Comment les Américains peuvent rester en France au-delà de la règle 90/180 du Schengen

Ancien accord France–États-Unis permet à certains visiteurs de rester plus longtemps

Les Américains sont les principaux bénéficiaires des séjours « prolongés » dans l’UE, selon de nouvelles données. Nous examinons pourquoi cela se produit et comment les visiteurs américains – et certains autres ressortissants – peuvent en bénéficier.

Les Américains, les Britanniques et d’autres ressortissants, tels que les Australiens, les Canadiens et les Néo-Zélandais, relèvent tous de la règle 90/180 jours de l’UE.

Ceci limite leurs séjours sans visa dans l’espace Schengen de l’UE s’ils sont visiteurs plutôt que résidents de longue durée.

Il est préférable de le comprendre en regardant en arrière — à tout moment, vous ne devez pas avoir passé plus de 90 jours au total dans l’espace Schengen, y compris la France.

Le nouveau système d’entrée numérique EES vise en partie à mieux suivre cela et a mis fin à la nécessité des tampons de passeport physiques systématiques (voir ici pour un nouvel outil de calcul des jours).

Cependant, un rapport de l’UE pour le premier trimestre 2026 a montré comment le système est utilisé pour enregistrer d’autres questions frontalières concernant les mêmes voyageurs, telles que les refus d’entrée dans le bloc et les extensions de séjour.

Les données montrent que les Américains sont les principaux bénéficiaires des extensions, avec 6 565 cas sur un total de 11 885.

Ceci se réfère à une situation où une autorité nationale dans un pays Schengen accorde à quelqu’un la permission de rester plus longtemps que 90 jours sur leur territoire national (et non dans le Schengen en général).

Un exemple serait si une préfecture accorde une autorisation provisoire de séjour en cas d’urgence médicale ou de crise familiale, comme nous l’avons évoqué dans l’édition de juillet (recherchez provisoire sur notre site pour plus).

Accords bilatéraux

Mais le grand nombre d’Américains est presque certainement dû à un facteur différent : les droits prévus par d’anciens accords bilatéraux conclus avant le Schengen.

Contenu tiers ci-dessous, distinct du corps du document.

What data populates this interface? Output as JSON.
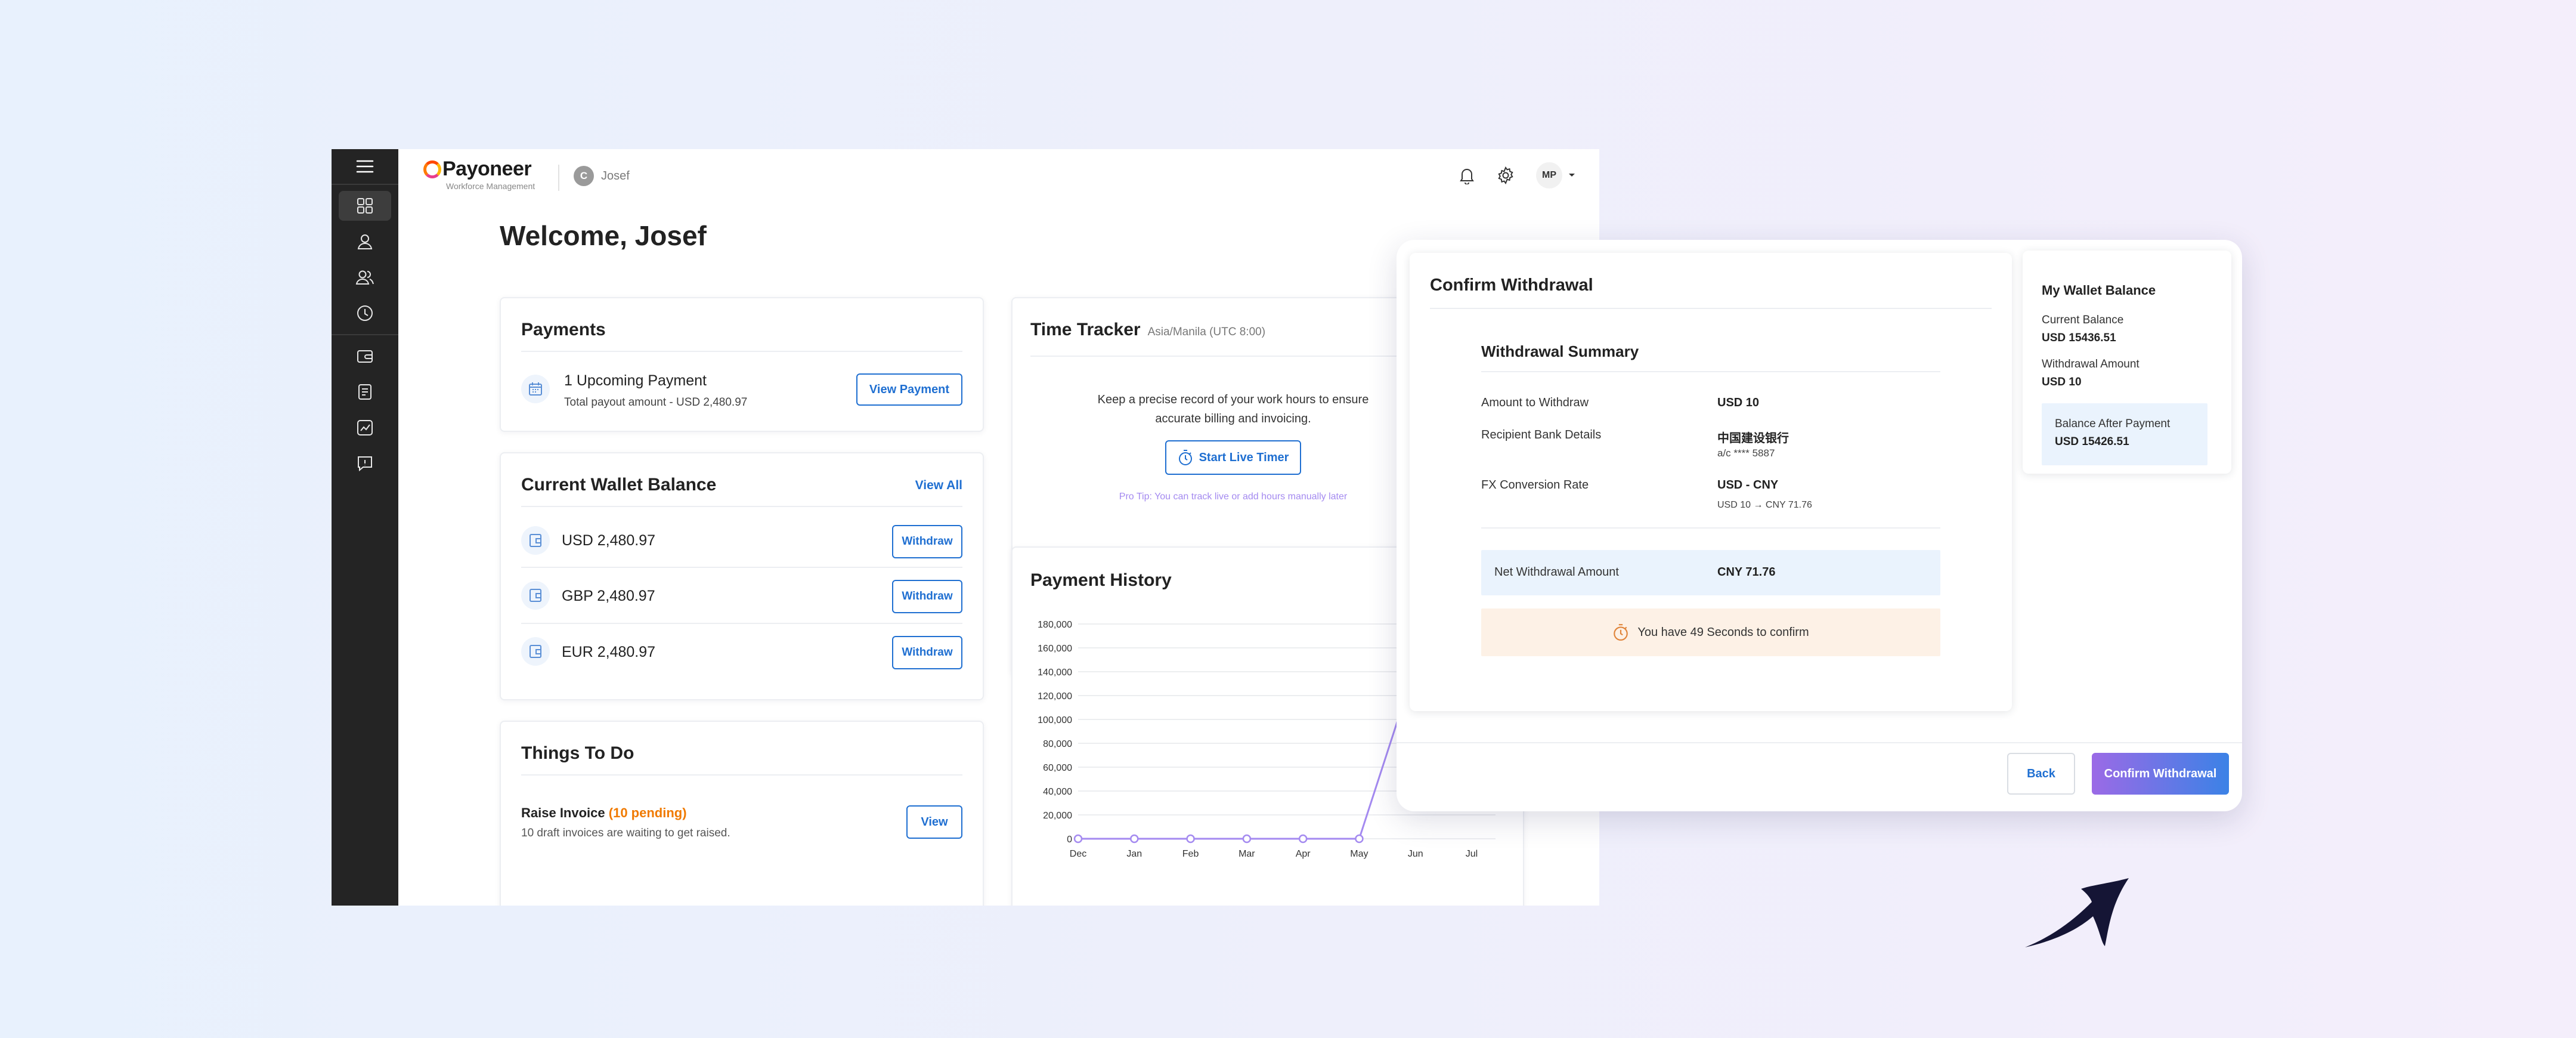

L’accord de Schengen de 1985 confirme que ses règles n’affectent pas les droits des pays d’étendre le séjour des personnes sur leur territoire dans des circonstances exceptionnelles ou en raison d’accords bilatéraux existants conclus avant son entrée en vigueur.

Dans les années passées, The Connexion a été informée par des avocats et un expert en réinstallation travaillant avec des Américains que cette règle n’était pas couramment utilisée par les Américains et qu’elle était probablement peu comprise par les agents frontaliers.

Cependant, avec le démarrage de l’EES, son usage a été clarifié.

Les États-Unis ont un accord avec la France datant du 1er avril 1949, permettant aux citoyens américains de passer 90 jours en France métropolitaine et en Corse sans visa, indépendamment des séjours antérieurs dans l’espace Schengen.

Comment cela fonctionne

Les Américains peuvent épuiser leurs 90/180 jours dans le Schengen – y compris la France – puis commencer à utiliser une « extension » allant jusqu’à 90 jours en France.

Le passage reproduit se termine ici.